If I find any fault with the writing in this issue it’s in the Red Lanterns scene.  On one hand as a reader it is great to see the inter-connectivity between this title and Red Lanterns and learning now how the events of that title dovetail with this one.  But where I’m left scratching my head is in seeing Atrocitus being very focused on the loss of the red ring to the point that this leads his decision making on determining who to throw in the Blood Ocean, but yet it’s never referred to in the Red Lantern title once Bleez emerges an enlightened Red Lantern.  So while I’m glad to see that connection it does increase the feelings I have about the fractured nature of the Red Lanterns title.
The Art –
The rise of Invictus!
I love the sense of scale that Tyler Kirkham brings to the design of the Orrery, although I did noticed a coloring error on the opening splashpage where Saint Walker’s energy trail was more orange than blue.    However that’s one small thing in an issue filled with great images that helps bring Bedard’s story to life.
I particularly liked the work on Atrocitus who once again looks best when he’s ferocious and merciless, and likewise the art really punctuates the great sequence between Sayd and Larfleeze who has never looked better than his appearances in this title.  

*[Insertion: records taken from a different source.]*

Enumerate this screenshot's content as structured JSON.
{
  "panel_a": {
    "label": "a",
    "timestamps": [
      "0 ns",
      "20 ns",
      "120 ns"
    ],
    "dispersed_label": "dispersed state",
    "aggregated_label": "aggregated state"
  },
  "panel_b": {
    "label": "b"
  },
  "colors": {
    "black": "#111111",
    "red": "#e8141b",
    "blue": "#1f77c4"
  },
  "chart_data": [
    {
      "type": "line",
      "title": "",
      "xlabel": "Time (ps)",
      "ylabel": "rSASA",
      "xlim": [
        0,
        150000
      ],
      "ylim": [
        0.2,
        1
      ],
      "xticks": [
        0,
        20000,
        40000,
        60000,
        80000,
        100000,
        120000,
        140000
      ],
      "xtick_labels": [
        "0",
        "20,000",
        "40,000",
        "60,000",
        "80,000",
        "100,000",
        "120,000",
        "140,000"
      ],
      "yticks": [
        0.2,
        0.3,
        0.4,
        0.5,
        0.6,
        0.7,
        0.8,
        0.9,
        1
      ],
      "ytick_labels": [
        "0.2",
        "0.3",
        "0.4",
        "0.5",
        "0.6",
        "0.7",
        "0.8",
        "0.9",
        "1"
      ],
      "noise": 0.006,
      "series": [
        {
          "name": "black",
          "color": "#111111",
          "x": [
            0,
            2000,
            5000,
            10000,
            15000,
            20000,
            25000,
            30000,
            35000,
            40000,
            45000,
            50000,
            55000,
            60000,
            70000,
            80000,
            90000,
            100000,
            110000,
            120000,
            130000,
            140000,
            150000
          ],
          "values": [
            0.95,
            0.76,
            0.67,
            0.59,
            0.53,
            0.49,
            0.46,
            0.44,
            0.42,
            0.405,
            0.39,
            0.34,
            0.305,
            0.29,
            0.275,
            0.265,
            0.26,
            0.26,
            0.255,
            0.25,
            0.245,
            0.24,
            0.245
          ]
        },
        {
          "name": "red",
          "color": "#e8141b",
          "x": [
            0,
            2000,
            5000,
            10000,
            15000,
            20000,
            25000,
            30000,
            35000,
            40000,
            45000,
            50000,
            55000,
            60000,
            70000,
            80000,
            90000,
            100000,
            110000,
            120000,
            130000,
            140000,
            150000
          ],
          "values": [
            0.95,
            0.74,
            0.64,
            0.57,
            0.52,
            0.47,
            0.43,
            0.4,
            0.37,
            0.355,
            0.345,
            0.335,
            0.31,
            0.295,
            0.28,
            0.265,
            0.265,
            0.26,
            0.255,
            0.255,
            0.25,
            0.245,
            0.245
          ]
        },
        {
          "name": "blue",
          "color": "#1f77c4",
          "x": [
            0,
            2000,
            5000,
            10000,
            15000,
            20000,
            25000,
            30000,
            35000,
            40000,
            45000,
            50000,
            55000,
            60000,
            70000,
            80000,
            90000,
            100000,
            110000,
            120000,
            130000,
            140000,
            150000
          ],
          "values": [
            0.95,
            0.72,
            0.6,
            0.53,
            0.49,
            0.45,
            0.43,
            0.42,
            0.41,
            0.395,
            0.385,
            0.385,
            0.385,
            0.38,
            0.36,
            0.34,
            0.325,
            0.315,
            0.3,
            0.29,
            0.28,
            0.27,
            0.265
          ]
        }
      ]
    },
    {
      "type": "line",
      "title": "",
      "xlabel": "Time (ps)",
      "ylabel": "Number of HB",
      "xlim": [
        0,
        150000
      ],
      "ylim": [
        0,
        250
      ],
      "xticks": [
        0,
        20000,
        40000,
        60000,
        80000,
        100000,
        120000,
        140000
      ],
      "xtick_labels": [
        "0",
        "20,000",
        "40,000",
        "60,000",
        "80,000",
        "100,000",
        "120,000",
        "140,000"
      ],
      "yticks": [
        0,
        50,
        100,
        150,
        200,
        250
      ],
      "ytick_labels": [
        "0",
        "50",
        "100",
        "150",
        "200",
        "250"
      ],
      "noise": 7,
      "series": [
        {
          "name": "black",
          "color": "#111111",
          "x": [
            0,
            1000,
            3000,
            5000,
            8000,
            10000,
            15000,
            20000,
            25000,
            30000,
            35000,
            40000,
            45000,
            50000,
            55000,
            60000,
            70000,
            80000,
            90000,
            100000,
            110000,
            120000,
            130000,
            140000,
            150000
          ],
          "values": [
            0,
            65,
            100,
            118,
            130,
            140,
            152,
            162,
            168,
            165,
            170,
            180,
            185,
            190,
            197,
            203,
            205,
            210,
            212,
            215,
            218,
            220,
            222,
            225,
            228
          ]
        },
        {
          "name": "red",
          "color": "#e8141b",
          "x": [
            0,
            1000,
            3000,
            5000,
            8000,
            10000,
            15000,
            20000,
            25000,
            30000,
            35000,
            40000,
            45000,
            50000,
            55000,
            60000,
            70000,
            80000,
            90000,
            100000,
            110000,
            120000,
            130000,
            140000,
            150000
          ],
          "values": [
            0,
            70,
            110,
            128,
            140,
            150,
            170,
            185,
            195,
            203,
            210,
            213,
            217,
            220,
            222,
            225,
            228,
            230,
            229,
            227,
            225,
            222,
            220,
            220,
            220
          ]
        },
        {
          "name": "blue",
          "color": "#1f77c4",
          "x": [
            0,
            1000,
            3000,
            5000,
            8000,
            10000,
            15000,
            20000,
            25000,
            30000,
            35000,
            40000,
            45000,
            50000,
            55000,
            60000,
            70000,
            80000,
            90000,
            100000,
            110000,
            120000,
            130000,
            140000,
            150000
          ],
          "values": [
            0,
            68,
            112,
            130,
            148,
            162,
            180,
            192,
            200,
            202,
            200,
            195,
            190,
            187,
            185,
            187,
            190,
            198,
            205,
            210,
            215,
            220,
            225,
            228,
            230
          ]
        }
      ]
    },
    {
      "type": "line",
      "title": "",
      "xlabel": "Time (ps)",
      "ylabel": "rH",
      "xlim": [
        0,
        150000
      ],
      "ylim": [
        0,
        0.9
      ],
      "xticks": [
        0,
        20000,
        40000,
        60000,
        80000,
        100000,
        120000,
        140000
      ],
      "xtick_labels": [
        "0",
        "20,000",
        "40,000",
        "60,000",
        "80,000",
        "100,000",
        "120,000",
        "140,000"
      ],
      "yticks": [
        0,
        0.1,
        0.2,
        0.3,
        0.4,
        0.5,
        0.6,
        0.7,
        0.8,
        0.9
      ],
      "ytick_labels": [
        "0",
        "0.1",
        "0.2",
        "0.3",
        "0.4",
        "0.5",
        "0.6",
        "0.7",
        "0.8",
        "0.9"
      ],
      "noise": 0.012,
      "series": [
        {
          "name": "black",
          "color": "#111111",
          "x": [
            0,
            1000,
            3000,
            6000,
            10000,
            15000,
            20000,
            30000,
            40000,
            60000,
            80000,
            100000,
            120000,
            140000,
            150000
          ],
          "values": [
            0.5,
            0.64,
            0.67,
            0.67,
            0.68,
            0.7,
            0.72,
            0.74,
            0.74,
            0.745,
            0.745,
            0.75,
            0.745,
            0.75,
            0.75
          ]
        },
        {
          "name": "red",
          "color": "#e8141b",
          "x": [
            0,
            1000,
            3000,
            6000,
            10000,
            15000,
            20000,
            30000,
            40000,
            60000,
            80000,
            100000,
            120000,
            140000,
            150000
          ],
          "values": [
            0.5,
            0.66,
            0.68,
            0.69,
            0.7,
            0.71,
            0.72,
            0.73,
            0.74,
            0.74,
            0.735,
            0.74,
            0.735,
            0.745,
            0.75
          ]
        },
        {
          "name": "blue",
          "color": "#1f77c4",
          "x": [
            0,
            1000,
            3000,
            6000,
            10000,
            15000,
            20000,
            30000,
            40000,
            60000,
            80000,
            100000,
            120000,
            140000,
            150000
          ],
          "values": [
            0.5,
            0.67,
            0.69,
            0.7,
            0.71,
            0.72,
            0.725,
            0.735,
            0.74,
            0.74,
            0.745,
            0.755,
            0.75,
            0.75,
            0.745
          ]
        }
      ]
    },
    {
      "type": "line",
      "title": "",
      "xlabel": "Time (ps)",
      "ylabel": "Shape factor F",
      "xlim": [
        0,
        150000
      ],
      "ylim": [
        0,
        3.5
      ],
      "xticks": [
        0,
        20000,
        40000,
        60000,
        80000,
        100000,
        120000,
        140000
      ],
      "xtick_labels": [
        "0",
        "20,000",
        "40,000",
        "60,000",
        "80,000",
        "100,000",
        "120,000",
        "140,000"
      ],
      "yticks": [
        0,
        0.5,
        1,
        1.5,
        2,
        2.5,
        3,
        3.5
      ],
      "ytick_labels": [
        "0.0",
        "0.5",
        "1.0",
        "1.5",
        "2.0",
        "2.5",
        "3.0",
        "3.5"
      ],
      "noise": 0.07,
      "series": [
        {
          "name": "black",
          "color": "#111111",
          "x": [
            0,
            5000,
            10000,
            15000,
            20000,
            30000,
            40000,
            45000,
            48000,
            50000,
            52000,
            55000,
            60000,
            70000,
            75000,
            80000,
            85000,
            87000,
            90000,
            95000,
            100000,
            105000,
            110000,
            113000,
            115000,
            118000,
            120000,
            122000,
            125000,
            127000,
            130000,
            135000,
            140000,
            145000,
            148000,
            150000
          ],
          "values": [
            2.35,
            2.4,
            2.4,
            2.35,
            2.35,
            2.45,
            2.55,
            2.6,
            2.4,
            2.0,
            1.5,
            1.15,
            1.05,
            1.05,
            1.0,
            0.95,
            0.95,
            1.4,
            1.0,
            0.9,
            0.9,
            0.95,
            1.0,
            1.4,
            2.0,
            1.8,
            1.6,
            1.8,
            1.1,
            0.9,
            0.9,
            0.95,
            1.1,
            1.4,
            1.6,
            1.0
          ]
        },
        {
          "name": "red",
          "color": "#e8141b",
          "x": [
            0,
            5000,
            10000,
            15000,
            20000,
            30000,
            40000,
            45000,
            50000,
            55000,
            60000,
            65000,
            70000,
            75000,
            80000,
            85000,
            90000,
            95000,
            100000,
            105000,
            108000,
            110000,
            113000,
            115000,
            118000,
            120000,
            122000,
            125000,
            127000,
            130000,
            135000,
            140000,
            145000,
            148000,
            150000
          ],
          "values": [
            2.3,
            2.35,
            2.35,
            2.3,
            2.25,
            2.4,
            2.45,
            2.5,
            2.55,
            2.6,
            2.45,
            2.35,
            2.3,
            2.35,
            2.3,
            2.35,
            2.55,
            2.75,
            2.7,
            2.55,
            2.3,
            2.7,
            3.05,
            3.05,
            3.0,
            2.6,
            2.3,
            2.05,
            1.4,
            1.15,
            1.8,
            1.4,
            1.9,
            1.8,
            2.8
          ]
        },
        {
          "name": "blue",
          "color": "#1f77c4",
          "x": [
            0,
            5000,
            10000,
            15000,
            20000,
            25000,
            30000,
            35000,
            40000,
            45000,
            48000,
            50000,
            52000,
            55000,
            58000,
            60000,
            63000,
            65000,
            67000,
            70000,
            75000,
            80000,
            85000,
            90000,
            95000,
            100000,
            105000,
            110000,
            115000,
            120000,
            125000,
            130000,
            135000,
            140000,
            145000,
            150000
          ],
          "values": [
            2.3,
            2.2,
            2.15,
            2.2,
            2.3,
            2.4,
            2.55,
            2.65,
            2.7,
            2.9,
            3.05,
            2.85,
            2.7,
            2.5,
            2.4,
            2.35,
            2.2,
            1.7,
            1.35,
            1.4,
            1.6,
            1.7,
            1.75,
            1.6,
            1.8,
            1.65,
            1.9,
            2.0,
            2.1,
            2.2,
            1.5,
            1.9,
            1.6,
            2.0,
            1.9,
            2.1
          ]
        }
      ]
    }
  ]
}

As for the rise of Invictus – well, I have to say this it’s one of the best moments graphically for me in any of the Green Lantern family of books since the relaunch and the impact of those panels really made me feel like Invictus is going to be a force to be reckoned with.
What Do I Think?
Initially I wasn’t sure how much I’d like the New Guardians title, but five issues in and it’s the book I look the more forward to after the main Green Lantern title.  And that says a lot about the book for someone like me who has never really liked Kyle Rayner to admit.  While it’s the exploration and of the color spectrum and the cosmic science fiction elements that are bringing me to this book month after month, I truly am enjoying this series and this is the best issue yet.  Five out of five lanterns.